The marmalade was delicious.

Andouille-crusted Texas redfish is an Emeril's signature, but there is hardly any sausage flavor in the breadcrumb coating. The fillet of fish is centered atop a ragout of fingerling potatoes, crimini mushrooms, and Parmesan shavings in a coffee-hued, Creole-seasoned butter sauce. Pan-seared yellowtail snapper proved a cleaner, lighter preparation — the crisp-skinned fillet surrounded by lumps of crab meat sautéed with mirleton (chayote) and a disconcerting spike of raw garlic in a bright citrus-based butter sauce.
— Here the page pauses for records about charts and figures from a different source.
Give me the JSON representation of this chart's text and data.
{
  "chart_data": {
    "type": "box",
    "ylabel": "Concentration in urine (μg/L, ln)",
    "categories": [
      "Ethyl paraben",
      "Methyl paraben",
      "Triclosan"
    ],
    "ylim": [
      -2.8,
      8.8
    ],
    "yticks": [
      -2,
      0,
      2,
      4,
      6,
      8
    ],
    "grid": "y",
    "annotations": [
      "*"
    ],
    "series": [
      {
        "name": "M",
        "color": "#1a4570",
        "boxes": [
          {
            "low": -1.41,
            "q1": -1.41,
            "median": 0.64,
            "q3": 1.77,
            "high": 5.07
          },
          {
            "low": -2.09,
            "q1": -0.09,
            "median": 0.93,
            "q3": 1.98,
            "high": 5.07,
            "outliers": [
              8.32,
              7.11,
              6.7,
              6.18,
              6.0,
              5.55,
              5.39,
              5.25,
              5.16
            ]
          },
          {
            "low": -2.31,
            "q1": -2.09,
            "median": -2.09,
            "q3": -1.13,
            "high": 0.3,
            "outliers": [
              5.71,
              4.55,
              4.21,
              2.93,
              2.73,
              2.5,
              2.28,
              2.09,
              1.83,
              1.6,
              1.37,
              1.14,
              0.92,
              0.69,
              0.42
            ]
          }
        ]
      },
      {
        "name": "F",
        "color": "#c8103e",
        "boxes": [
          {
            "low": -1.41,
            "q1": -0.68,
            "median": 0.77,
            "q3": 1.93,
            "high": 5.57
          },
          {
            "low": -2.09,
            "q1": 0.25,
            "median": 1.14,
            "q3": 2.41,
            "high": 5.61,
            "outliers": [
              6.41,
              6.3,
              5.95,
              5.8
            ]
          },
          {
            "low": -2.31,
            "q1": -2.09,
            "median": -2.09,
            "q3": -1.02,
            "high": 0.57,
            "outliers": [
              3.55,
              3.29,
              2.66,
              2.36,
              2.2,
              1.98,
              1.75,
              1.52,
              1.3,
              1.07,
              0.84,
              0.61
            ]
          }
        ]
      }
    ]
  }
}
After main course plates were cleared, desserts were offered on the house. When nearly ten minutes passed and said sweets were still not forthcoming, I began to wonder about etiquette: When can you politely inquire about a course you're not paying for? Then delicate Meyer lemon crêpes with vanilla bean sauce and fresh ripe blackberries arrived — well worth the wait. So was a tall wedge of banana cream pie featuring chilled chunks of the fruit suspended in dense vanilla custard, with a moist banana/graham cracker crust and whipped cream, caramel drizzles, and dark chocolate shavings on top. A trio of bread pudding muffins — traditional, white chocolate, and strawberry with a dulce de leche center — was more distinctive for variety than character, but there are plenty of enticing flavors on the plate.

Sunday brunch brings limited choices of three courses for $32. The only omelet offered is not stuffed with andouille sausage but with French feta cheese, spinach, and cherry tomatoes. Still, the outdoor terrace and Atlantic vista are beautiful in the daylight, and entrées such as Grand Marnier French toast and eggs Tchoupitoulas (poached, on English muffin, with apple-smoked bacon, asparagus, and lump crab hollandaise) were prepared with aplomb.

Emeril Lagasse is one of the real good guys in the industry: kind, dedicated, charitable. He's also got chops as a chef; if he isn't Thomas Keller, neither is he simply a male Paula Deen. Even longtime antagonist Anthony Bourdain has come around to taking Lagasse's cooking skills seriously. All of which makes the menu and execution at his eponymous restaurant so disappointing. It's understood that this is a corporate venture using Emeril's name, but Emeril — Bam! — it's your name!